FARA (enacted in 1938) is a “disclosure statute that requires persons acting as agents of foreign principals in a political or quasi-political capacity to make periodic public disclosure of their relationship with the foreign principal, as well as activities, receipts and disbursements in support of those activities.” The term “foreign principal” is defined broadly and includes foreign political parties, a person or organization outside the U.S. (except U.S. citizens) and any entity organized under the laws of a foreign country or having its principal place of business in a foreign country. In practice, anyone who intends to act as an agent must register with the DOJ within ten days of agreeing to become an agent and before performing any activities for the foreign principal.

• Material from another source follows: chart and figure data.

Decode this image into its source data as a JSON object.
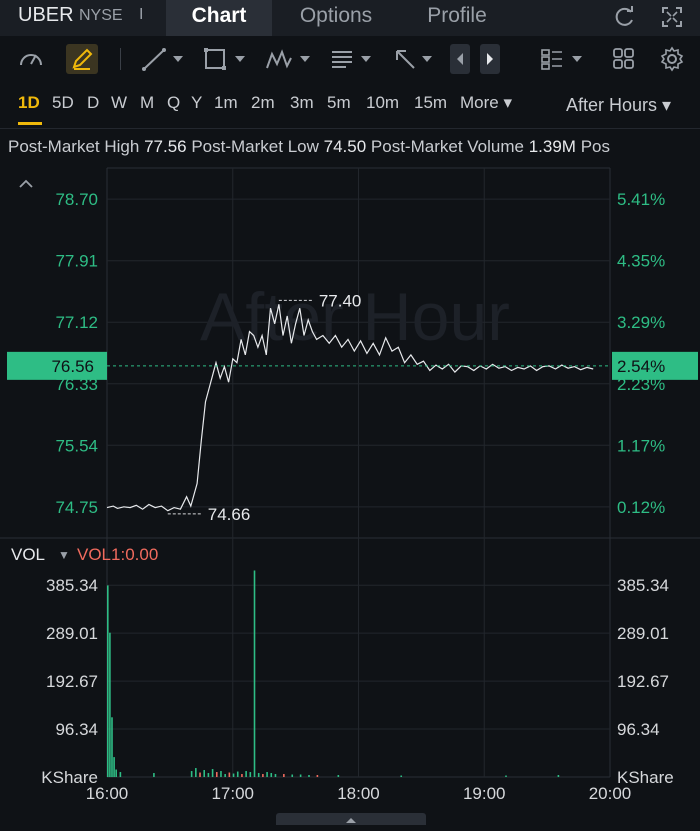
{
  "header": {
    "ticker": "UBER",
    "exchange": "NYSE",
    "separator": "I",
    "tabs": [
      {
        "label": "Chart"
      },
      {
        "label": "Options"
      },
      {
        "label": "Profile"
      }
    ]
  },
  "toolbar": {
    "icons": [
      "gauge-icon",
      "draw-pen-icon",
      "line-tool-icon",
      "rectangle-tool-icon",
      "pattern-tool-icon",
      "text-tool-icon",
      "arrow-tool-icon",
      "scroll-left-icon",
      "scroll-right-icon",
      "layout-list-icon",
      "grid-icon",
      "settings-gear-icon"
    ]
  },
  "timeframes": [
    "1D",
    "5D",
    "D",
    "W",
    "M",
    "Q",
    "Y",
    "1m",
    "2m",
    "3m",
    "5m",
    "10m",
    "15m",
    "More ▾"
  ],
  "session_selector": "After Hours ▾",
  "post_market": {
    "high_label": "Post-Market High",
    "high_value": "77.56",
    "low_label": "Post-Market Low",
    "low_value": "74.50",
    "volume_label": "Post-Market Volume",
    "volume_value": "1.39M",
    "more_label": "Pos"
  },
  "colors": {
    "up": "#2ebd85",
    "down": "#f06b5e",
    "accent": "#f0b90b",
    "price_line": "#e7e9ec"
  },
  "chart_data": {
    "type": "line",
    "watermark": "After Hour",
    "y_left_ticks": [
      "78.70",
      "77.91",
      "77.12",
      "76.33",
      "75.54",
      "74.75"
    ],
    "y_right_ticks": [
      "5.41%",
      "4.35%",
      "3.29%",
      "2.23%",
      "1.17%",
      "0.12%"
    ],
    "current_price": "76.56",
    "current_pct": "2.54%",
    "max_label": "77.40",
    "min_label": "74.66",
    "x_ticks": [
      "16:00",
      "17:00",
      "18:00",
      "19:00",
      "20:00"
    ],
    "ylim": [
      74.35,
      79.1
    ],
    "x_minutes_range": [
      0,
      240
    ],
    "price": [
      [
        0,
        74.74
      ],
      [
        3,
        74.76
      ],
      [
        5,
        74.73
      ],
      [
        8,
        74.75
      ],
      [
        11,
        74.74
      ],
      [
        14,
        74.77
      ],
      [
        17,
        74.72
      ],
      [
        20,
        74.78
      ],
      [
        23,
        74.74
      ],
      [
        26,
        74.76
      ],
      [
        29,
        74.7
      ],
      [
        32,
        74.74
      ],
      [
        35,
        74.72
      ],
      [
        38,
        74.88
      ],
      [
        40,
        74.76
      ],
      [
        43,
        75.05
      ],
      [
        45,
        75.6
      ],
      [
        47,
        76.1
      ],
      [
        49,
        76.3
      ],
      [
        52,
        76.6
      ],
      [
        54,
        76.4
      ],
      [
        56,
        76.55
      ],
      [
        58,
        76.35
      ],
      [
        60,
        76.65
      ],
      [
        62,
        76.6
      ],
      [
        64,
        76.9
      ],
      [
        66,
        76.7
      ],
      [
        68,
        77.0
      ],
      [
        70,
        76.95
      ],
      [
        72,
        76.8
      ],
      [
        74,
        76.95
      ],
      [
        76,
        76.7
      ],
      [
        78,
        77.3
      ],
      [
        80,
        77.1
      ],
      [
        82,
        77.35
      ],
      [
        84,
        76.95
      ],
      [
        86,
        77.2
      ],
      [
        88,
        76.85
      ],
      [
        90,
        77.1
      ],
      [
        92,
        77.3
      ],
      [
        94,
        76.95
      ],
      [
        96,
        77.15
      ],
      [
        98,
        77.0
      ],
      [
        100,
        76.9
      ],
      [
        103,
        76.95
      ],
      [
        106,
        76.85
      ],
      [
        109,
        76.95
      ],
      [
        112,
        76.8
      ],
      [
        115,
        76.9
      ],
      [
        118,
        76.75
      ],
      [
        121,
        76.88
      ],
      [
        124,
        76.72
      ],
      [
        127,
        76.85
      ],
      [
        130,
        76.7
      ],
      [
        133,
        76.92
      ],
      [
        136,
        76.75
      ],
      [
        139,
        76.8
      ],
      [
        142,
        76.6
      ],
      [
        145,
        76.7
      ],
      [
        148,
        76.58
      ],
      [
        151,
        76.62
      ],
      [
        154,
        76.5
      ],
      [
        157,
        76.57
      ],
      [
        160,
        76.52
      ],
      [
        163,
        76.58
      ],
      [
        166,
        76.48
      ],
      [
        169,
        76.56
      ],
      [
        172,
        76.55
      ],
      [
        175,
        76.5
      ],
      [
        178,
        76.56
      ],
      [
        181,
        76.52
      ],
      [
        184,
        76.58
      ],
      [
        187,
        76.53
      ],
      [
        190,
        76.55
      ],
      [
        193,
        76.5
      ],
      [
        196,
        76.54
      ],
      [
        199,
        76.52
      ],
      [
        202,
        76.56
      ],
      [
        205,
        76.5
      ],
      [
        208,
        76.55
      ],
      [
        211,
        76.56
      ],
      [
        214,
        76.52
      ],
      [
        217,
        76.57
      ],
      [
        220,
        76.53
      ],
      [
        223,
        76.55
      ],
      [
        226,
        76.51
      ],
      [
        229,
        76.54
      ],
      [
        232,
        76.52
      ]
    ],
    "volume": {
      "ticks": [
        "385.34",
        "289.01",
        "192.67",
        "96.34"
      ],
      "unit": "KShare",
      "ylim": [
        0,
        420
      ],
      "bars": [
        [
          0,
          385,
          "up"
        ],
        [
          1,
          290,
          "up"
        ],
        [
          2,
          120,
          "up"
        ],
        [
          3,
          40,
          "up"
        ],
        [
          4,
          15,
          "up"
        ],
        [
          6,
          10,
          "up"
        ],
        [
          22,
          8,
          "up"
        ],
        [
          40,
          12,
          "up"
        ],
        [
          42,
          18,
          "up"
        ],
        [
          44,
          9,
          "down"
        ],
        [
          46,
          14,
          "up"
        ],
        [
          48,
          8,
          "up"
        ],
        [
          50,
          16,
          "up"
        ],
        [
          52,
          10,
          "down"
        ],
        [
          54,
          12,
          "up"
        ],
        [
          56,
          6,
          "up"
        ],
        [
          58,
          9,
          "down"
        ],
        [
          60,
          7,
          "up"
        ],
        [
          62,
          11,
          "up"
        ],
        [
          64,
          6,
          "down"
        ],
        [
          66,
          12,
          "up"
        ],
        [
          68,
          10,
          "up"
        ],
        [
          70,
          415,
          "up"
        ],
        [
          72,
          8,
          "up"
        ],
        [
          74,
          6,
          "down"
        ],
        [
          76,
          10,
          "up"
        ],
        [
          78,
          8,
          "up"
        ],
        [
          80,
          6,
          "up"
        ],
        [
          84,
          6,
          "down"
        ],
        [
          88,
          5,
          "up"
        ],
        [
          92,
          5,
          "up"
        ],
        [
          96,
          4,
          "up"
        ],
        [
          100,
          4,
          "down"
        ],
        [
          110,
          4,
          "up"
        ],
        [
          140,
          3,
          "up"
        ],
        [
          190,
          3,
          "up"
        ],
        [
          215,
          4,
          "up"
        ]
      ]
    }
  },
  "volume_panel": {
    "title": "VOL",
    "caret": "▼",
    "indicator": "VOL1:0.00"
  }
}
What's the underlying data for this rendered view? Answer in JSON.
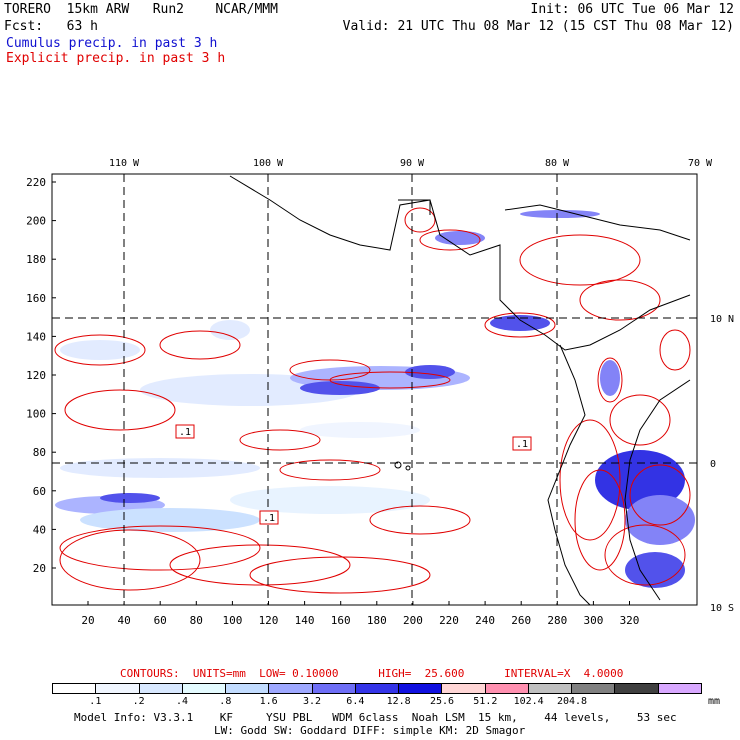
{
  "header": {
    "model_line": "TORERO  15km ARW   Run2    NCAR/MMM",
    "init_line": "Init: 06 UTC Tue 06 Mar 12",
    "fcst_line": "Fcst:   63 h",
    "valid_line": "Valid: 21 UTC Thu 08 Mar 12 (15 CST Thu 08 Mar 12)",
    "cumulus_label": "Cumulus precip. in past 3 h",
    "explicit_label": "Explicit precip. in past 3 h"
  },
  "colors": {
    "cumulus": "#1010d0",
    "explicit": "#e00000",
    "coast": "#000000"
  },
  "map": {
    "top_lon_labels": [
      "110 W",
      "100 W",
      "90 W",
      "80 W",
      "70 W"
    ],
    "right_lat_labels": [
      "10 N",
      "0",
      "10 S"
    ],
    "y_tick_labels": [
      "220",
      "200",
      "180",
      "160",
      "140",
      "120",
      "100",
      "80",
      "60",
      "40",
      "20"
    ],
    "x_tick_labels": [
      "20",
      "40",
      "60",
      "80",
      "100",
      "120",
      "140",
      "160",
      "180",
      "200",
      "220",
      "240",
      "260",
      "280",
      "300",
      "320"
    ],
    "contour_labels": [
      ".1",
      ".1",
      ".1"
    ]
  },
  "contours_line": {
    "title": "CONTOURS:  UNITS=mm  LOW= 0.10000      HIGH=  25.600      INTERVAL=X  4.0000"
  },
  "legend": {
    "colors": [
      "#ffffff",
      "#f0f6ff",
      "#d8e8ff",
      "#e4fbff",
      "#c2dcff",
      "#9ea8ff",
      "#6e6ef6",
      "#3434e8",
      "#1010e0",
      "#ffd6d6",
      "#ff90b0",
      "#c0c0c0",
      "#808080",
      "#404040",
      "#d8a8ff"
    ],
    "labels": [
      ".1",
      ".2",
      ".4",
      ".8",
      "1.6",
      "3.2",
      "6.4",
      "12.8",
      "25.6",
      "51.2",
      "102.4",
      "204.8"
    ],
    "unit": "mm"
  },
  "footer": {
    "line1": "Model Info: V3.3.1    KF     YSU PBL   WDM 6class  Noah LSM  15 km,    44 levels,    53 sec",
    "line2": "LW: Godd SW: Goddard DIFF: simple KM: 2D Smagor"
  }
}
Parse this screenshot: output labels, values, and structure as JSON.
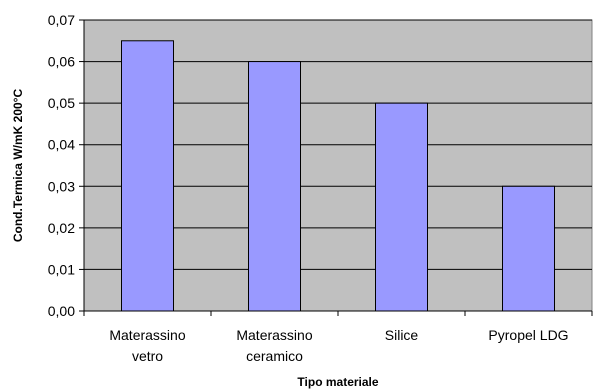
{
  "chart_data": {
    "type": "bar",
    "categories": [
      [
        "Materassino",
        "vetro"
      ],
      [
        "Materassino",
        "ceramico"
      ],
      [
        "Silice"
      ],
      [
        "Pyropel LDG"
      ]
    ],
    "values": [
      0.065,
      0.06,
      0.05,
      0.03
    ],
    "title": "",
    "xlabel": "Tipo materiale",
    "ylabel": "Cond.Termica W/mK 200°C",
    "ylim": [
      0,
      0.07
    ],
    "yticks": [
      "0,00",
      "0,01",
      "0,02",
      "0,03",
      "0,04",
      "0,05",
      "0,06",
      "0,07"
    ],
    "grid": true,
    "legend": "none",
    "colors": {
      "plot_background": "#c0c0c0",
      "bar_fill": "#9999ff",
      "bar_stroke": "#000000",
      "gridline": "#000000"
    }
  }
}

In addition to registering, agents are required to file forms outlining their agreements with, income from, and expenditures on behalf of the foreign principal. These forms are public records and must be supplemented every six months. There are additional disclosure and record keeping obligations. The statute has both civil and criminal enforcement mechanisms.
After decades of relatively few FARA prosecutions, the statute has become an increasingly prominent focal point of charges connected with the Mueller Investigation. In 2017, Paul Manafort and Richard Gates were charged with knowingly and willfully violating FARA by failing to register as agents of the government of Ukraine, the Ukrainian Party of Regions, former Ukrainian President Victor Yanukovych, and the Opposition Bloc, a successor political party to the Party of Regions. Manafort and Gates were further charged with violating FARA by making several false statements of material facts and omissions of material facts in a FARA document submitted to the DOJ. Manafort and Gates both subsequently reached guilty pleas. Another Manafort associate, lobbyist Samuel Patten, also pleaded guilty for failing to register as a foreign agent under FARA. Most recently, the law firm Skadden, Arps, Slate, Meagher & Flom reached an agreement with DOJ over its failure to register former firm partner Greg Craig’s work for a Ukrainian political party, and the firm was required to disgorge $4.6 million in fees and to improve its internal compliance policies as a result. Craig remains under personal investigation as well.
The prospect of increasing FARA investigations and prosecutions indicates that foreign interests that rely on U.S. agents, and the agents themselves, should diligently review their internal FARA-compliance measures to ensure that they adhere to FARA’s requirements. They should also be prepared to respond carefully to FARA-related inquiries because the responses will apparently be subject to greater scrutiny by the DOJ.